Unidad de Ictiopatología, Departamento de Microbiología y Parasitología, Instituto de Acuicultura, Universidad de Santiago de Compostela, 15782 Santiago de Compostela, Spain.
J Virol Methods. 2009 Dec;162(1-2):155-62. doi: 10.1016/j.jviromet.2009.07.033. Epub 2009 Aug 7.

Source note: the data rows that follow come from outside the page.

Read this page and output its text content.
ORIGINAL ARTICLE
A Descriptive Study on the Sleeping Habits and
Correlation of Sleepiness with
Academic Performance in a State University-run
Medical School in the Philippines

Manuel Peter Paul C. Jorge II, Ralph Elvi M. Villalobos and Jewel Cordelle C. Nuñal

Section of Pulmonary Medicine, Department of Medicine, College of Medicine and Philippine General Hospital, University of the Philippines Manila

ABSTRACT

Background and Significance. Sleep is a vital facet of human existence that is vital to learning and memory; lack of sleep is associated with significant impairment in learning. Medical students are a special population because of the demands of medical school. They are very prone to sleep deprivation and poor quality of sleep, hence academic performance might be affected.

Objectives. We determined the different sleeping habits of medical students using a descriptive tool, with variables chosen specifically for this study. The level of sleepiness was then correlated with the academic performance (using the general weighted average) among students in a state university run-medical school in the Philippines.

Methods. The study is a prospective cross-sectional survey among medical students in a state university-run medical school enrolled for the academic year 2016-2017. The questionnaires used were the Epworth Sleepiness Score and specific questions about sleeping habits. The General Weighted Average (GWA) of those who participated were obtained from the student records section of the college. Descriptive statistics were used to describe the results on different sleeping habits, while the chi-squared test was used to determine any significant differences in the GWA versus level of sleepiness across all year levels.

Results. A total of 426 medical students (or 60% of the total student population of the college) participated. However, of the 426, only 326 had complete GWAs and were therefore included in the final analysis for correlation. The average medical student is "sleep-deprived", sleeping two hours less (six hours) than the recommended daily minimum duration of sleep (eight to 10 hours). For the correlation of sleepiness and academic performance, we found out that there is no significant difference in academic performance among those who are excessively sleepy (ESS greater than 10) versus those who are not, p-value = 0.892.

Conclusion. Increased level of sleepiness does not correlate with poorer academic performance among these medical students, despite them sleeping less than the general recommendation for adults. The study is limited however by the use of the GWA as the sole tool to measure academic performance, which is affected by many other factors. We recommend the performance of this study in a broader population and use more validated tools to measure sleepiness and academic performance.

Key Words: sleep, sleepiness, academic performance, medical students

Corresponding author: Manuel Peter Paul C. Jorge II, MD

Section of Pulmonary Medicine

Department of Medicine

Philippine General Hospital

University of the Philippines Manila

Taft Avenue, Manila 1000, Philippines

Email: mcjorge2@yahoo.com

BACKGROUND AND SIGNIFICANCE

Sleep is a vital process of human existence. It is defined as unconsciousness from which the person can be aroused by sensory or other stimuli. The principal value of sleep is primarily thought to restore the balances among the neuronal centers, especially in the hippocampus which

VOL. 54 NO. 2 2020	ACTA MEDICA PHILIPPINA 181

Viral haemorrhagic septicaemia virus (VHSV), a member of the Rhabdoviridae family, is a major viral pathogen of cultured salmonid fish, and also infects a wide range of marine fish species. In the present study, two real time PCR protocols (based on SYBR Green and TaqMan) were developed for the detection of strains belonging to all known genotypes of VHSV. Validation of the procedure, in terms of sensitivity, specificity and repeatability/reproducibility (R&R), was also performed. For this purpose, several pairs of primer amplifying regions corresponding to viral G and N genes were assayed. In the SYBR Green-based real time PCR, these primers failed to detect strains from some of the genotypes and/or showed low R&R. In order to improve the detection capacity, a multiplex procedure was designed, which enabled detection of all strains, with high R&R. The sensitivity of the procedure was measured, and a detection limit of 1 fg/microl of viral RNA or 10 copies of cloned plasmid was established. On the other hand, the TaqMan probe-based multiplex real time PCR detected all European strains, with similar levels of sensitivity and R&R, but failed to detect the American types.
病毒性出血性败血症病毒(VHSV)属于 Rhabdoviridae 科,是养殖鲑鱼的主要病毒性病原体,也感染多种海洋鱼类。在本研究中,开发了两种基于实时荧光定量 PCR(SYBR Green 和 TaqMan)的方法,用于检测所有已知 VHSV 基因型的毒株。还对该方法的灵敏度、特异性和重复性/再现性(R&R)进行了验证。为此,对相应的病毒 G 和 N 基因的几个引物扩增区域进行了测试。在基于 SYBR Green 的实时荧光定量 PCR 中,这些引物无法检测到一些基因型的毒株,或者 R&R 较低。为了提高检测能力,设计了一种多重程序,可实现对所有毒株的高 R&R 检测。对该方法的灵敏度进行了测量,确定了病毒 RNA 为 1 fg/µl 或克隆质粒为 10 个拷贝的检测限。另一方面,基于 TaqMan 探针的多重实时荧光定量 PCR 可以检测到所有欧洲株,灵敏度和 R&R 相似,但无法检测到美洲型。